In any product liability action, one of the first questions every attorney will ask is: “Where is the product?” The plaintiff has the burden of showing that the defect existed when the product left the defendant's control, and that the product reached the plaintiff without any alterations or modifications. But what happens if the plaintiff destroys the product? 

In a recent Eighth Circuit case, Lanny O’Neal was killed in 2008 when a 1971 Remington Model 700 .243 caliber-bolt action rifle unexpectedly discharged. His wife, Carol O’Neal, after two attorneys had declined to represent her, had the rifle destroyed because it reminded her of his death.

Several months later, Carol saw a news documentary on a trigger defect in Model 700 rifles which prompted her to file suit in 2011. A South Dakota district court granted summary judgment to Remington on the grounds that O'Neal could not show whether the alleged defect existed at the time of manufacture or whether the defect resulted from a subsequent alteration or modification to the rifle. On appeal, the Eighth Circuit reversed, holding that O’Neal presented sufficient circumstantial evidence to show the alleged defect was not the result of a subsequent alteration or modification. 

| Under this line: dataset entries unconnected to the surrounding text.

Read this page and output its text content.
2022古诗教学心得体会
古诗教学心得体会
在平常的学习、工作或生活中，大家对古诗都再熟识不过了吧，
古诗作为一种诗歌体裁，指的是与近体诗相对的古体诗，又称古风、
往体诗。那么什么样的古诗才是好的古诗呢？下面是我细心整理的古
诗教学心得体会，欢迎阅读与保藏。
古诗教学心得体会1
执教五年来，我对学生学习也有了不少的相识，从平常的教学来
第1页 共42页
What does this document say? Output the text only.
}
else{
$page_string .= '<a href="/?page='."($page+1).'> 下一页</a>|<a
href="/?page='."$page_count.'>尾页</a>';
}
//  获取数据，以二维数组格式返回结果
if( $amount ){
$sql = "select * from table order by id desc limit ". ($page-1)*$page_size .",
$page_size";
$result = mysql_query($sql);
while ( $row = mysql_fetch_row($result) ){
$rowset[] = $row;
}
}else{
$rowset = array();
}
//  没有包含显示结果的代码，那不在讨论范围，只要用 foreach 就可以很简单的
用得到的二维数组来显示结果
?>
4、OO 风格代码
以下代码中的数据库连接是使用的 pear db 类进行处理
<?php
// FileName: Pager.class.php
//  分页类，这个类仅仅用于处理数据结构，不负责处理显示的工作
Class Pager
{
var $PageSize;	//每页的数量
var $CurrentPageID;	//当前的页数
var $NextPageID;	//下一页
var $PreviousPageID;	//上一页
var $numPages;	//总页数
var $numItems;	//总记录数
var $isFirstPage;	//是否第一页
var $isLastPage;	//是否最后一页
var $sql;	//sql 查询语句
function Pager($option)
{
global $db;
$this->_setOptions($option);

Remington used a trigger mechanism in its Model 700 rifles called the Walker trigger. Remington knew the Walker trigger could cause Model 700 rifles to fire a round when the safety lever is released from the safe position to the fire position, without the trigger being pulled. This defect resulted from the manner in which two components of the trigger mechanism – the sear and the connector – interacted with one another, coupled with the lack of a physical attachment between the connector and the trigger itself. Remington knew of the Walker trigger problem as early as 1979, but decided against recalling the Model 700 rifles. 

In addition to presenting evidence that the subject rifle was equipped with a Walker trigger mechanism at the time of manufacture, O’Neal presented substantial evidence that the trigger mechanism was not modified or altered from the mid-1980s (the date Lanny’s stepfather bought the gun) to the date of the hunting accident. However, there was a gap of over a decade of unaccounted time from 1971 to the date of purchase, which was at the heart of the dispute. 

Remington argued that the destruction of the rifle precluded O'Neal from establishing that the trigger mechanism was the original Remington trigger mechanism, rather than an after-market trigger made by another manufacturer. 

The Eighth Circuit (in a 2-1 decision) disagreed noting that there was no evidence the subject rifle had a history of inadvertent discharges that might spur an owner to replace the trigger mechanism. The Court majority reasoned that the fact that “the subject rifle was used many times without incident from the mid-1980s through November 2008, and then suddenly inadvertently discharged, is more consistent with the unpredictable manifestation of the inherent design defect in the Walker trigger, than it is with the rifle being equipped with a replacement trigger designed to eliminate the possibility of an inadvertent discharge.”

Further, the hunting accident was investigated by the state, local and federal authorities which included an inspection of the rifle and a description of additions to the rifle made by other manufacturers. An aftermarket trigger mechanism was not included. The court stated that the absence of such information supports the reasonable inference that the trigger mechanism in the subject rifle was the original Remington Walker trigger.

Accordingly, the Eighth Circuit reversed the trial court’s summary judgment ruling in favor of Remington, and remanded the case for trial, concluding that O'Neal presented sufficient circumstantial evidence to show the alleged defect was present at the time of manufacture and was not the result of a subsequent alteration or modification. 

The Eight Circuit’s opinion should serve as a reminder that lack of the product does not signal an automatic win for the defense. If Plaintiff can provide circumstantial evidence to show the alleged defect was present at the time of manufacture and was not the result of a subsequent alteration or modification, plaintiff will be able to avoid summary judgment.